I hadn’t read much about the ‘dark side’ of Seoul before picking up If I Had Your Face. The concept of the room salon was new to me; they are largely seedy establishments, from the research which I have done since, which are bound up with prostitution. Ara’s character describes the room salons like so: ‘… now that I know what to look for, I see one on every side street. From the outside, they are nearly invisible. Nondescript signs hang above darkened stairways, leading to underground worlds where men pay to act like bloated kings.’ The Korea which Cha reveals feels a completely different world, and I admit that I found it quite shocking at times.
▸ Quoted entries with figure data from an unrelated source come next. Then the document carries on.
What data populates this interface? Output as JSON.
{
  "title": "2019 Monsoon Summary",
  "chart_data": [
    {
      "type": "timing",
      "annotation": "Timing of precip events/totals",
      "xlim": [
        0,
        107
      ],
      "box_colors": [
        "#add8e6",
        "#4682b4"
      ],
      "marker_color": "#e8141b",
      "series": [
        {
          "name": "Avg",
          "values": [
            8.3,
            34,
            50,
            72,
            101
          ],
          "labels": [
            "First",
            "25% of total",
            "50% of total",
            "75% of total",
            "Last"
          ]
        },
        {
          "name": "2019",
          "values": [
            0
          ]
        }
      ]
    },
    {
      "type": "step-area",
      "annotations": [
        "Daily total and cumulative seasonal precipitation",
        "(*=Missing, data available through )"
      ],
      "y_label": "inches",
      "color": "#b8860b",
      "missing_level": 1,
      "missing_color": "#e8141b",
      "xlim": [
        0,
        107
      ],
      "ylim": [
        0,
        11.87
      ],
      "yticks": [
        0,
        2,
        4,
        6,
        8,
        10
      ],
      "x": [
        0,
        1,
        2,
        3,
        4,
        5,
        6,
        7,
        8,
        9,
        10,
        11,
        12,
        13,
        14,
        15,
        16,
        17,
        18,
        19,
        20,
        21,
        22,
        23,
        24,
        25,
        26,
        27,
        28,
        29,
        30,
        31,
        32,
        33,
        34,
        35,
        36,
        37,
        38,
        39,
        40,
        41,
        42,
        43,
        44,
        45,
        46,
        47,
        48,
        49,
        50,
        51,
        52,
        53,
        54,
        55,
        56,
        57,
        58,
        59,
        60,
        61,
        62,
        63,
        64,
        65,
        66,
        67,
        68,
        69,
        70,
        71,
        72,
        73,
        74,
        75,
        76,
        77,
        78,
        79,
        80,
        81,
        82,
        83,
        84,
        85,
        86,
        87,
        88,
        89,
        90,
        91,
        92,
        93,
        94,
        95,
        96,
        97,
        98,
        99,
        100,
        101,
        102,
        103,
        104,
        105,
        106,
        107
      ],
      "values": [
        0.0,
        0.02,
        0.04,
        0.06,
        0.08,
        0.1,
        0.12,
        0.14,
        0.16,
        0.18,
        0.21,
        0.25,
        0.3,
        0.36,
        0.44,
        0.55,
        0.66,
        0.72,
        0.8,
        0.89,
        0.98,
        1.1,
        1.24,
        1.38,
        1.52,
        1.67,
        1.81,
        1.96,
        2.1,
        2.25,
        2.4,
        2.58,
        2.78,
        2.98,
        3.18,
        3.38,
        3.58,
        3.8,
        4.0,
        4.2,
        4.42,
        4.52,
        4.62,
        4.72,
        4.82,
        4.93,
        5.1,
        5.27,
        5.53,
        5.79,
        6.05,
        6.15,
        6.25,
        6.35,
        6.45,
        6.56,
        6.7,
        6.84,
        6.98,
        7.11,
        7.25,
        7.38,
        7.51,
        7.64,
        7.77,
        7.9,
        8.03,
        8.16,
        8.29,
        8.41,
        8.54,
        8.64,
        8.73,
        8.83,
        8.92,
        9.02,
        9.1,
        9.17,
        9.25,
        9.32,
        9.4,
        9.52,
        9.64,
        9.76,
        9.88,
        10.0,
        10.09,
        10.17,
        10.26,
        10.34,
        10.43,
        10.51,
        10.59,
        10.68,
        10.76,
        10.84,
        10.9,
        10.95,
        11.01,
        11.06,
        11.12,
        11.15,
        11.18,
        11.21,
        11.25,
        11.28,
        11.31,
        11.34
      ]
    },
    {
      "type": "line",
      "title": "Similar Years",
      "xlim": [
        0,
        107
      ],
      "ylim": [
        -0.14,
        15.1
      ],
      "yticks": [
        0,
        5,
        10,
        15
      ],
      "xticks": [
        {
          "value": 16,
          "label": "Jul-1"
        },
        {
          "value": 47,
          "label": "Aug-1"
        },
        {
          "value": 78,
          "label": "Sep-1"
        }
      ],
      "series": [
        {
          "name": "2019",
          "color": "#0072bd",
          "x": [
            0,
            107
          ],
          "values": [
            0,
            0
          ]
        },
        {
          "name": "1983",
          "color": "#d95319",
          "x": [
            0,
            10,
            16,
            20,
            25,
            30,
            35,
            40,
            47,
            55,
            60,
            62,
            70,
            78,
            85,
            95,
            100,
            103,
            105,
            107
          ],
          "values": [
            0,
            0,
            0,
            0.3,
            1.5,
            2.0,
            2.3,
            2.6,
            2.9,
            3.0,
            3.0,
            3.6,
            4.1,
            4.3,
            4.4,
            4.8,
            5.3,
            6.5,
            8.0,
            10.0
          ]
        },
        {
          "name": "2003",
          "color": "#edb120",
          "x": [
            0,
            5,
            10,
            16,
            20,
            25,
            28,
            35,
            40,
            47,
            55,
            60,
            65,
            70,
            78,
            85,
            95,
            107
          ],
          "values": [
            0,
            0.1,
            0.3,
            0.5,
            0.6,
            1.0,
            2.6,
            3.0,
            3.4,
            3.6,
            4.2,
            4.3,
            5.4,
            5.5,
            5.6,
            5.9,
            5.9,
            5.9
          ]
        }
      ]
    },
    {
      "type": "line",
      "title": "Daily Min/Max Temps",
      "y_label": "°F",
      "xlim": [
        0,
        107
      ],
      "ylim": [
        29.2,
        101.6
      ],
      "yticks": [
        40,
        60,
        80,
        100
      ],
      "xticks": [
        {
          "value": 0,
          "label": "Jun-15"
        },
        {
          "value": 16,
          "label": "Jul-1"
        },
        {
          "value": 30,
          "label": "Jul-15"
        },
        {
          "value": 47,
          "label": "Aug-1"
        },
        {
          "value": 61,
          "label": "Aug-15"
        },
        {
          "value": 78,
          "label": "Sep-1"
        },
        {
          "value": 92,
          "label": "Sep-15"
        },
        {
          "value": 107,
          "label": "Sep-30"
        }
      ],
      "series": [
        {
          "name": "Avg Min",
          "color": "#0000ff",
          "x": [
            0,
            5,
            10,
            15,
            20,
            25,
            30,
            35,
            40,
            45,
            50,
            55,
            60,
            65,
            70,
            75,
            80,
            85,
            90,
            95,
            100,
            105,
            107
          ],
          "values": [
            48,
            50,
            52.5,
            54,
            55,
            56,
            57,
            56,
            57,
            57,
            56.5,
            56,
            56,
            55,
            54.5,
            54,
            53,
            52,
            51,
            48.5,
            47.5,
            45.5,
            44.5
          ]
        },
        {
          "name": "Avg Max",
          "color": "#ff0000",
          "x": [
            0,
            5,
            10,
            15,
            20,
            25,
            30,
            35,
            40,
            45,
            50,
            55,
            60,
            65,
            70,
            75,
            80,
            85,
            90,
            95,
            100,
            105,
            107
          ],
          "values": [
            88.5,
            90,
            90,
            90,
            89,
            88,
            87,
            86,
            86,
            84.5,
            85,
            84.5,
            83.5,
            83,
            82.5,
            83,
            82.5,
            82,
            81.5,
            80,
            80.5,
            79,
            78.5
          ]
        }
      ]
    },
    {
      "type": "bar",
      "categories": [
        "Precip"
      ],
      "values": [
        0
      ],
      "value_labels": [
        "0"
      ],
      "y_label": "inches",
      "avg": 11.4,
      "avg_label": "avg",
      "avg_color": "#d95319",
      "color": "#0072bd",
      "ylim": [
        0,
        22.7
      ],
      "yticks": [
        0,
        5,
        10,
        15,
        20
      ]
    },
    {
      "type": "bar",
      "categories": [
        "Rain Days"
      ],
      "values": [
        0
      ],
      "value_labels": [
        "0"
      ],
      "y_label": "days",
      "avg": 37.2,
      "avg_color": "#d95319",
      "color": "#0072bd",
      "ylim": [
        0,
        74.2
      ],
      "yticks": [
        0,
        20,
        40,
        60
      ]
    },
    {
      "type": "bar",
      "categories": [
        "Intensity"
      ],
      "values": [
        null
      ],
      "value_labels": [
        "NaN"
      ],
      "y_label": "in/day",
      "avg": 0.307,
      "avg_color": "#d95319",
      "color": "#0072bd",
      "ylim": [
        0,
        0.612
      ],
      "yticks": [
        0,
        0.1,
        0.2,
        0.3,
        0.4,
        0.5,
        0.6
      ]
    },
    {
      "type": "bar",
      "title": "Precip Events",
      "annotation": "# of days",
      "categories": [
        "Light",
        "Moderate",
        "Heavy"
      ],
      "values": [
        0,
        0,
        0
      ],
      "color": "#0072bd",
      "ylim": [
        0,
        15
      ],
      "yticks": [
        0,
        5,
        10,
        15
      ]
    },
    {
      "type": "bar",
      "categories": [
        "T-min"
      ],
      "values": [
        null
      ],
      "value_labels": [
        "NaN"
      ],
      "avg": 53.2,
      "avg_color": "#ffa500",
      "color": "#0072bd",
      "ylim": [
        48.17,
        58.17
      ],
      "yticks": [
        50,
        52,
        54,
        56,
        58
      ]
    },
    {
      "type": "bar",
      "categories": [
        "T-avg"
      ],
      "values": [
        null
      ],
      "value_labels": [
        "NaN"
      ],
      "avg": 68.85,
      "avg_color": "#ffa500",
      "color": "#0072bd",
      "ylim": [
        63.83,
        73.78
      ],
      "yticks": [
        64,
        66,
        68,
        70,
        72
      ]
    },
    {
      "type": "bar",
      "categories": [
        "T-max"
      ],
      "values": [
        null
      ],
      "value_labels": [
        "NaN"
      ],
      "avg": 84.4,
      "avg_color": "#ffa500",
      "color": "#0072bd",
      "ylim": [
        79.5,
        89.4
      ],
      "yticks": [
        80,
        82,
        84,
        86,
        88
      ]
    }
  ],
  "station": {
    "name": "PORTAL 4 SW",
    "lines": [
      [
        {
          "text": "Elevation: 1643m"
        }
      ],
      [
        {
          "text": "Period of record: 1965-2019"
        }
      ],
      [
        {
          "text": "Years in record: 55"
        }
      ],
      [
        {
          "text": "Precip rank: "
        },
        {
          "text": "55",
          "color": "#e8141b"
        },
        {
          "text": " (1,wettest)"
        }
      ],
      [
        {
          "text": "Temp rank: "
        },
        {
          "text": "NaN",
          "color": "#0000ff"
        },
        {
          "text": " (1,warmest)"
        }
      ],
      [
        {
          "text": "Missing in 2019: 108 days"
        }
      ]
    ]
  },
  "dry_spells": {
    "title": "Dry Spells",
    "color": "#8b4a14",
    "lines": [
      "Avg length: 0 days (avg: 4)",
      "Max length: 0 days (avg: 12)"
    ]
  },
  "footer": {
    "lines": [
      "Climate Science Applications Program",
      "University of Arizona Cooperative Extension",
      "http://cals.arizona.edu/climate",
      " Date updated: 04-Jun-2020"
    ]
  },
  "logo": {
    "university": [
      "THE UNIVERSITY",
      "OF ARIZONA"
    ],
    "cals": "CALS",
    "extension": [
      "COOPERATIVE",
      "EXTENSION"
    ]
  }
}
If I Had Your Face is a rich and accomplished first novel. Cha gives a lot of commentary about different worlds colliding, particularly the rich with the poor, the disparities between different generations, and the grave inconsistencies to be found between Korea and the West. My only criticism is that I feel that the physical city of Seoul could have been made better use of; much of the narrative here is focused upon character rather than place, and a great deal of the action occurs in bland interiors, rather than out in the city. Regardless, I was so interested throughout in each of the characters and their perspectives, and believed entirely in their realistic cares and worries. One really comes to understand each woman here, and Cha gives her readers a great deal to think about. I very much enjoyed this satisfying novel, and look forward to whatever Cha turns her hand to next.